# Vandermonde's Identity

1. Apr 16, 2007

### SeReNiTy

Can someone point me in the right direction with vandermonde's identity, i'm seeking a algebraic proof.

essentially it its the sum of (a ,k)(b ,n-k) = (a+b ,n) when summed over k = 0 to n.

Could someone right this out in latex since it is probably incomprehensible. I used (a ,k) to denote the binomial co-efficients and a,b are real numbers.

2. Apr 16, 2007

### MathematicalPhysicist

bassically you sum up the coefficients of (1+x)^a*(1+x)^b=(1+x)^(a+b).
where (a+b,n) is the coeffeicnt of x^n.
it also works for a,b which are not positive integers.
p.s
didnt know it has a name. (-:

Last edited: Apr 16, 2007
3. Apr 16, 2007

### SeReNiTy

I want to do it without using binomial theorem. So by induction, but my combinatorics is weak...

4. Apr 18, 2007

### SeReNiTy

So does anyone know of a proof using induction?

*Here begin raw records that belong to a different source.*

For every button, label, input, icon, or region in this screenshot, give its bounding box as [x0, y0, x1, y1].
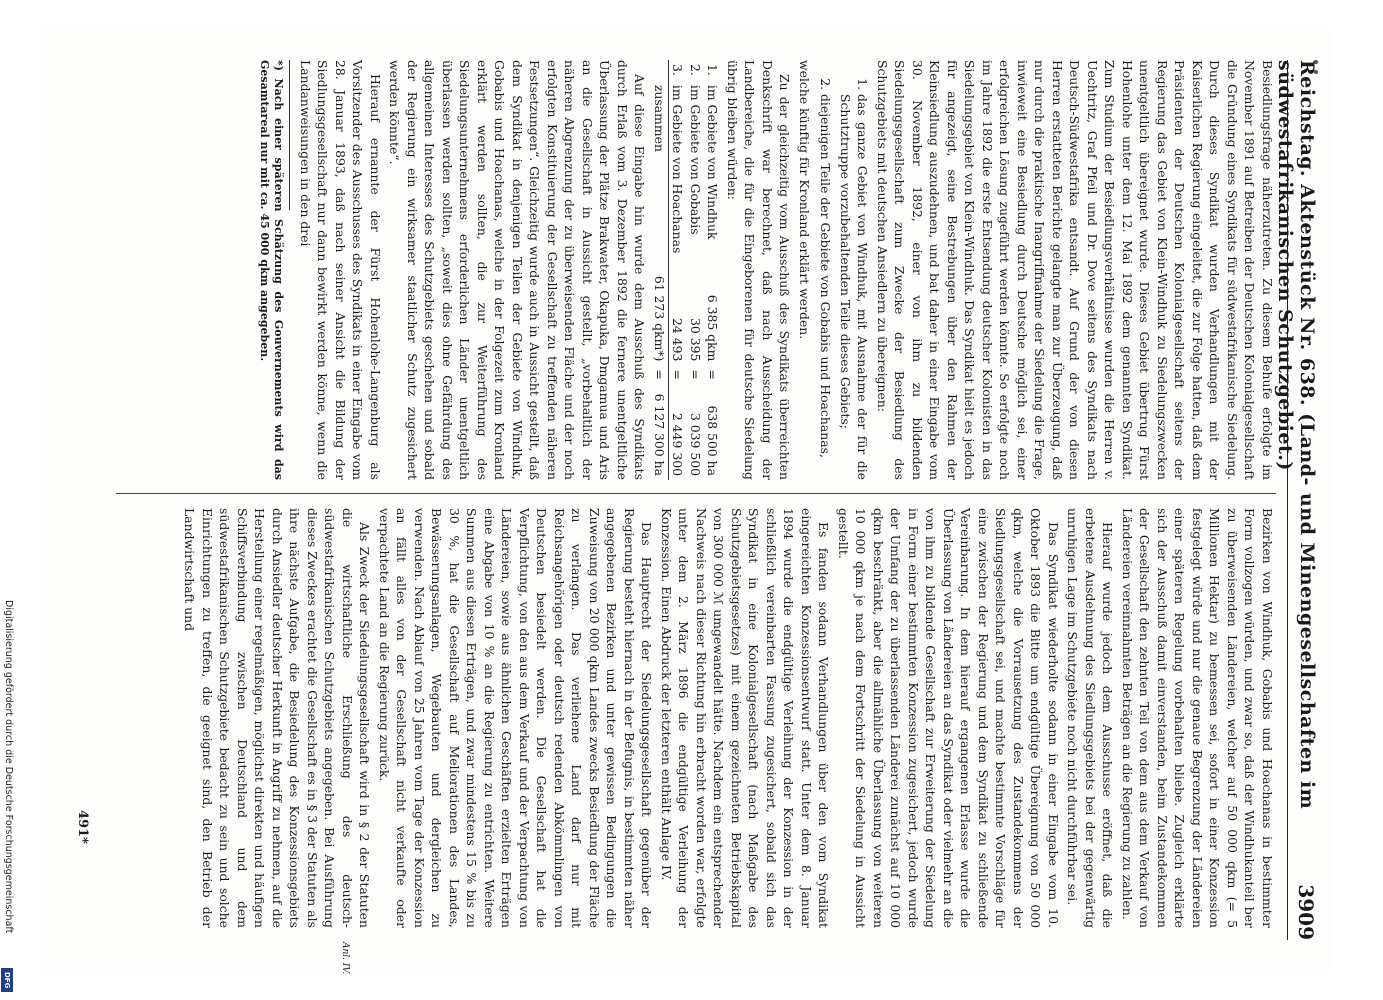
table-cell: 61 273 qkm*): [651, 267, 669, 366]
paragraph: Als Zweck der Siedelungsgesellschaft wird in § 2 der Statuten die wirtschaftliche Erschließung des deutsch-südwestafrikanischen Schutzgebiets angegeben. Bei Ausführung dieses Zweckes erachtet die Gesellschaft es in § 3 der Statuten als ihre nächste Aufgabe, die Besiedelung des Konzessionsgebiets durch Ansiedler deutscher Herkunft in Angriff zu nehmen, auf die Herstellung einer regelmäßigen, möglichst direkten und häufigen Schiffsverbindung zwischen Deutschland und dem südwestafrikanischen Schutzgebiete bedacht zu sein und solche Einrichtungen zu treffen, die geeignet sind, den Betrieb der Landwirtschaft und: [182, 508, 373, 928]
credit-text: Digitalisierung gefördert durch die Deutsche Forschungsgemeinschaft: [3, 600, 14, 934]
paragraph: Auf diese Eingabe hin wurde dem Ausschuß des Syndikats durch Erlaß vom 3. Dezember 1892 die fernere unentgeltliche Überlassung der Plätze Brakwater, Okapuka, Dmgamua und Aris an die Gesellschaft in Aussicht gestellt, „vorbehaltlich der näheren Abgrenzung der zu überweisenden Fläche und der noch erfolgten Konstituierung der Gesellschaft zu treffenden näheren Festsetzungen“. Gleichzeitig wurde auch in Aussicht gestellt, daß dem Syndikat in denjenigen Teilen der Gebiete von Windhuk, Gobabis und Hoachanas, welche in der Folgezeit zum Kronland erklärt werden sollten, die zur Weiterführung des Siedelungsunternehmens erforderlichen Länder unentgeltlich überlassen werden sollten, „soweit dies ohne Gefährdung des allgemeinen Interesses des Schutzgebiets geschehen und sobald der Regierung ein wirksamer staatlicher Schutz zugesichert werden könnte“.: [387, 60, 648, 480]
footnote: *) Nach einer späteren Schätzung des Gouvernements wird das Gesamtareal nur mit ca. 45 000 qkm angegeben.: [258, 60, 286, 480]
right-column: [179, 508, 1276, 928]
page-header: [1274, 60, 1322, 940]
list-item: 2. diejenigen Teile der Gebiete von Gobabis und Hoachanas,: [817, 94, 835, 480]
table-row: [704, 60, 722, 480]
paragraph: Besiedlungsfrage näherzutreten. Zu diesem Behufe erfolgte im November 1891 auf Betreiben der Deutschen Kolonialgesellschaft die Gründung eines Syndikats für südwestafrikanische Siedelung. Durch dieses Syndikat wurden Verhandlungen mit der Kaiserlichen Regierung eingeleitet, die zur Folge hatten, daß dem Präsidenten der Deutschen Kolonialgesellschaft seitens der Regierung das Gebiet von Klein-Windhuk zu Siedelungszwecken unentgeltlich übereignet wurde. Dieses Gebiet übertrug Fürst Hohenlohe unter dem 12. Mai 1892 dem genannten Syndikat. Zum Studium der Besiedlungsverhältnisse wurden die Herren v. Uechtritz, Graf Pfeil und Dr. Dove seitens des Syndikats nach Deutsch-Südwestafrika entsandt. Auf Grund der von diesen Herren erstatteten Berichte gelangte man zur Überzeugung, daß nur durch die praktische Inangriffnahme der Siedelung die Frage, inwieweit eine Besiedlung durch Deutsche möglich sei, einer erfolgreichen Lösung zugeführt werden könnte. So erfolgte noch im Jahre 1892 die erste Entsendung deutscher Kolonisten in das Siedelungsgebiet von Klein-Windhuk. Das Syndikat hielt es jedoch für angezeigt, seine Bestrebungen über den Rahmen der Kleinsiedlung auszudehnen, und bat daher in einer Eingabe vom 30. November 1892, einer von ihm zu bildenden Siedelungsgesellschaft zum Zwecke der Besiedlung des Schutzgebiets mit deutschen Ansiedlern zu übereignen:: [875, 60, 1275, 480]
table-row: [669, 60, 687, 480]
table-cell: 24 493: [670, 318, 686, 362]
paragraph: Bezirken von Windhuk, Gobabis und Hoachanas in bestimmter Form vollzogen würden, und zwar so, daß der Windhukanteil ber zu überweisenden Ländereien, welcher auf 50 000 qkm (= 5 Millionen Hektar) zu bemessen sei, sofort in einer Konzession festgelegt würde und nur die genaue Begrenzung der Ländereien einer späteren Regelung vorbehalten bliebe. Zugleich erklärte sich der Ausschuß damit einverstanden, beim Zustandekommen der Gesellschaft den zehnten Teil von dem aus dem Verkauf von Ländereien vereinnahmten Beträgen an die Regierung zu zahlen.: [1120, 508, 1275, 928]
list-item: 1. das ganze Gebiet von Windhuk, mit Ausnahme der für die Schutztruppe vorzubehaltenden Teile dieses Gebiets;: [837, 94, 872, 480]
paragraph: Hierauf wurde jedoch dem Ausschusse eröffnet, daß die erbetene Ausdehnung des Siedlungsgebiets bei der gegenwärtig unruhigen Lage im Schutzgebiete noch nicht durchführbar sei.: [1065, 508, 1116, 928]
paragraph: welche künftig für Kronland erklärt werden.: [797, 60, 812, 340]
table-cell: im Gebiete von Windhuk: [705, 84, 721, 240]
margin-note: Anl. IV.: [340, 942, 350, 975]
table-cell: 1.: [705, 64, 721, 76]
table-cell: =: [688, 369, 703, 380]
table-cell: 30 395: [688, 318, 703, 362]
table-cell: 2 449 300: [670, 412, 686, 476]
table-cell: =: [705, 369, 721, 380]
scanned-page: [40, 30, 1330, 975]
page-title: Reichstag. Aktenstück Nr. 638. (Land- und Minengesellschaften im südwestafrikanischen Schutzgebiet.): [1274, 60, 1318, 810]
table-cell: zusammen: [651, 81, 669, 267]
dfg-logo-icon: DFG: [1, 968, 13, 992]
paragraph: Das Syndikat wiederholte sodann in einer Eingabe vom 10. Oktober 1893 die Bitte um endgültige Übereignung von 50 000 qkm, welche die Vorrausetzung des Zustandekommens der Siedlungsgesellschaft sei, und machte bestimmte Vorschläge für eine zwischen der Regierung und dem Syndikat zu schließende Vereinbarung. In dem hierauf ergangenen Erlasse wurde die Überlassung von Ländereien an das Syndikat oder vielmehr an die von ihm zu bildende Gesellschaft zur Erweiterung der Siedelung in Form einer bestimmten Konzession zugesichert, jedoch wurde der Umfang der zu überlassenden Länderei zunächst auf 10 000 qkm beschränkt, aber die allmähliche Überlassung von weiteren 10 000 qkm je nach dem Fortschritt der Siedelung in Aussicht gestellt.: [836, 508, 1061, 928]
paragraph: Hierauf ernannte der Fürst Hohenlohe-Langenburg als Vorsitzender des Ausschusses des Syndikats in einer Eingabe vom 28. Januar 1893, daß nach seiner Ansicht die Bildung der Siedlungsgesellschaft nur dann bewirkt werden könne, wenn die Landanweisungen in den drei: [298, 60, 383, 480]
left-column: [258, 60, 1277, 480]
table-cell: 3 039 500: [688, 412, 703, 476]
table-cell: im Gebiete von Gobabis: [688, 84, 703, 235]
area-table: [651, 60, 722, 480]
table-cell: =: [651, 365, 669, 384]
paragraph: Es fanden sodann Verhandlungen über den vom Syndikat eingereichten Konzessionsentwurf statt. Unter dem 8. Januar 1894 wurde die endgültige Verleihung der Konzession in der schließlich vereinbarten Fassung zugesichert, sobald sich das Syndikat in eine Kolonialgesellschaft (nach Maßgabe des Schutzgebietsgesetzes) mit einem gezeichneten Betriebskapital von 300 000 ℳ umgewandelt hätte. Nachdem ein entsprechender Nachweis nach dieser Richtung hin erbracht worden war, erfolgte unter dem 2. März 1896 die endgültige Verleihung der Konzession. Einen Abdruck der letzteren enthält Anlage IV.: [659, 508, 832, 928]
request-list: [817, 60, 872, 480]
page-signature: 491*: [75, 810, 90, 844]
table-cell: im Gebiete von Hoachanas: [670, 84, 686, 254]
paragraph: Das Hauptrecht der Siedelungsgesellschaft gegenüber der Regierung besteht hiernach in der Befugnis, in bestimmten näher angegebenen Bezirken und unter gewissen Bedingungen die Zuweisung von 20 000 qkm Landes zwecks Besiedlung der Fläche zu verlangen. Das verliehene Land darf nur mit Reichsangehörigen oder deutsch redenden Abkömmlingen von Deutschen besiedelt werden. Die Gesellschaft hat die Verpflichtung, von den aus dem Verkauf und der Verpachtung von Ländereien, sowie aus ähnlichen Geschäften erzielten Erträgen eine Abgabe von 10 % an die Regierung zu entrichten. Weitere Summen aus diesen Erträgen, und zwar mindestens 15 % bis zu 30 %, hat die Gesellschaft auf Meliorationen des Landes, Bewässerungsanlagen, Wegebauten und dergleichen zu verwenden. Nach Ablauf von 25 Jahren vom Tage der Konzession an fällt alles von der Gesellschaft nicht verkaufte oder verpachtete Land an die Regierung zurück.: [377, 508, 655, 928]
column-divider: [116, 493, 1276, 494]
table-cell: =: [670, 369, 686, 380]
table-cell: 6 127 300 ha: [651, 385, 669, 480]
paragraph: Zu der gleichzeitig vom Ausschuß des Syndikats überreichten Denkschrift war berechnet, daß nach Ausscheidung der Landbereiche, die für die Eingeborenen für deutsche Siedelung übrig bleiben würden:: [725, 60, 793, 480]
table-row-total: [651, 60, 669, 480]
footnote-rule: [290, 60, 291, 210]
table-cell: 2.: [688, 64, 703, 76]
digitization-credit: [0, 600, 14, 1000]
table-cell: 6 385 qkm: [705, 294, 721, 362]
table-cell: 3.: [670, 64, 686, 76]
table-cell: 638 500 ha: [705, 405, 721, 476]
table-row: [687, 60, 705, 480]
page-number: 3909: [1294, 884, 1318, 940]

The identity is also known as vandermonde's convolution

$$\sum_{k=0}^{n}{a\choose k}{b \choose n-k}={a+b\choose n}$$

Where a,b are real numbers. I already know of the proof using binomial theorem and the combinatorics counting argument, now i'm looking for a way to do it by induction, anyone got any hints/tips?

First off a few definitions for those that don't know, the binomial co-efficient can be defined for non intergers as follows:

$${a\choose 0} = 1$$

$${a\choose n} = \frac{1}{n!} \prod_{i=1}^{n}{a-i+1}$$

So far I got the following, the base case n=0 is trivial, now the inductive hypothesis is the above identity and I attempt to show the following is true assuming the inductive hypothesis:

$$\sum_{k=0}^{n+1}{a\choose k}{b \choose n+1-k}={a+b\choose n+1}$$

Starting with RHS:

$${a+b\choose n+1} = \frac{1}{(n+1)!} \prod_{i=1}^{n+1}{a+b-i+1}$$

$$= \frac{a+b-n}{n+1} {a+b\choose n}$$

Now you can apply the inductive hypothesis, but after that i'm lost. Tried many, many different algebraic tricks and ended up with nothing useful, just alot of different equivalent forms of the convolution!

Last edited: Apr 18, 2007